Jan Vanhevel, Group CEO: "The net result for the second quarter of 2011 amounted to 333 million euros – which when added to the first quarter result – brings the net result for the first half of 2011 to a very satisfying 1 154 million euros, almost twice as high as the figure in the corresponding period of 2010. This was due largely to sustained underlying revenues generated by our Belgium and Central & Eastern Europe Business Units, combined with well-controlled costs throughout the group. Loan loss impairment was up after the exceptionally low level in the first quarter and an impairment of 102 million euros after tax was also recorded on our Greek government bond portfolio, reducing the underlying result for this quarter. Our reported IFRS result also included some exceptional items, including a 0.1-billion-euro markdown on our CDO portfolio and a marked-to-market change of -0.1 billion euros in the value of our trading derivatives used for hedging purposes."

"In mid-July, we announced a substantial change to our strategic plan. The main change concerned replacing the originally intended IPO of a minority share in ČSOB Bank and K&H Bank by the sale of Kredyt Bank and Warta, our Polish subsidiaries. This adjustment has since been approved by the European Commission. We strongly believe this provides us with a solid basis for the future achievement of the goals set in our strategic refocusing exercise. Our bancassurance business model remains at the core of our strategy".

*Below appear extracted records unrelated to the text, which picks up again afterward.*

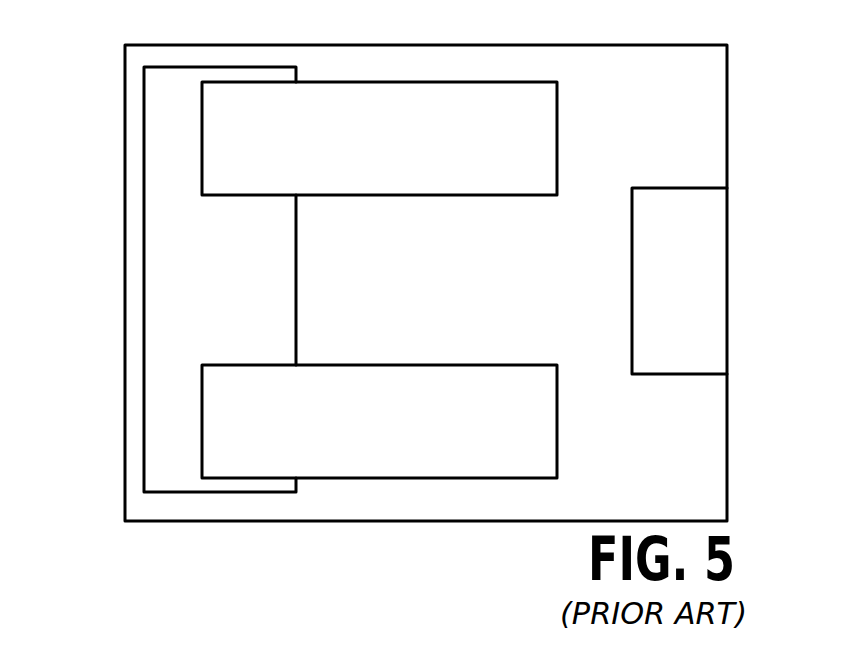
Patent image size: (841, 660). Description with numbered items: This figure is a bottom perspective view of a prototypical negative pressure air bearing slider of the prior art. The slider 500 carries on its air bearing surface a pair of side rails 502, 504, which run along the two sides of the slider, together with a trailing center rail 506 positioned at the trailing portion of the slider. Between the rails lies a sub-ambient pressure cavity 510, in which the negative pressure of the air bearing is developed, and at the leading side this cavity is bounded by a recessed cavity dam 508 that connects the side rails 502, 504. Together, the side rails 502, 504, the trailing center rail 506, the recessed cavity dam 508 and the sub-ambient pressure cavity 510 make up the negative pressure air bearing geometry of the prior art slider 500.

The slider 500 is at (93, 144).
The side rail 502 is at (383, 82).
The side rail 504 is at (416, 365).
The trailing center rail 506 is at (727, 254).
The recessed cavity dam 508 is at (163, 255).
The sub-ambient pressure cavity 510 is at (450, 267).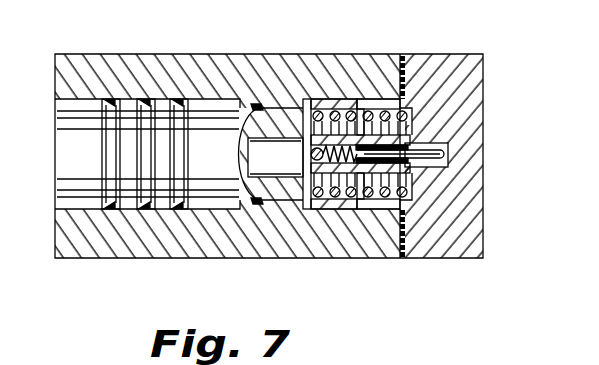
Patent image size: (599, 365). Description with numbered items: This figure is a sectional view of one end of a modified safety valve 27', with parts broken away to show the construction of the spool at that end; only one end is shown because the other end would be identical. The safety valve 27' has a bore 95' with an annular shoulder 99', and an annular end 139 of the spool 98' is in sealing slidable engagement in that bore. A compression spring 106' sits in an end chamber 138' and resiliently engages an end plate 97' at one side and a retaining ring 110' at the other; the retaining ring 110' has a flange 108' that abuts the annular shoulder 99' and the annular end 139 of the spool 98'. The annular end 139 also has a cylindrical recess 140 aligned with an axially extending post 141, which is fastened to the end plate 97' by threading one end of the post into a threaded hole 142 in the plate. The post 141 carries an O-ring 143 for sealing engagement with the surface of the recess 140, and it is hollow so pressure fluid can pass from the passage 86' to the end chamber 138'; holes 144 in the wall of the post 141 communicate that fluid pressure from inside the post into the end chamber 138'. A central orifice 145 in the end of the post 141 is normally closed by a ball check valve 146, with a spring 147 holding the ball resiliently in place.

The safety valve 27' is at (269, 133).
The bore 95' is at (158, 109).
The spool 98' is at (148, 201).
The annular shoulder 99' is at (245, 59).
The annular end 139 is at (268, 99).
The cylindrical recess 140 is at (240, 147).
The ball check valve 146 is at (300, 148).
The central orifice 145 is at (290, 204).
The O-ring 143 is at (313, 99).
The holes 144 is at (342, 110).
The end chamber 138' is at (389, 109).
The post 141 is at (414, 118).
The threaded hole 142 is at (414, 180).
The compression spring 106' is at (400, 218).
The passage 86' is at (438, 138).
The retaining ring 110' is at (344, 228).
The flange 108' is at (290, 220).
The spring 147 is at (322, 209).
The end plate 97' is at (441, 133).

Financial highlights for 2Q2011 compared to 1Q2011:

  • Continued high underlying net profit from day-to-day business even after impact of Greek sovereign bond impairment.
  • Sustained level of net interest income. Modest increase in loan volume driven by mortgages.
  • Slight decrease in net fee and commission income on account of somewhat lower AUM, given reduced investors’ risk appetite.
  • Excellent combined ratio of 87% year-to-date, thanks to low claims. Lower life insurance sales due to lower sales of interest guaranteed products.
  • Modest level of income generated by the dealing room.
  • Underlying cost/income ratio at a good 56% year-to-date.
  • Credit cost ratio at a low 0.32% year-to-date. Post-tax impairment of 102 million euros for Greece.
  • Consistently strong liquidity position.
  • Solvency: continued strong capital base: pro forma tier-1 ratio – including the effect of divestments for which a sale agreement has been signed to date – at approximately 14.3%.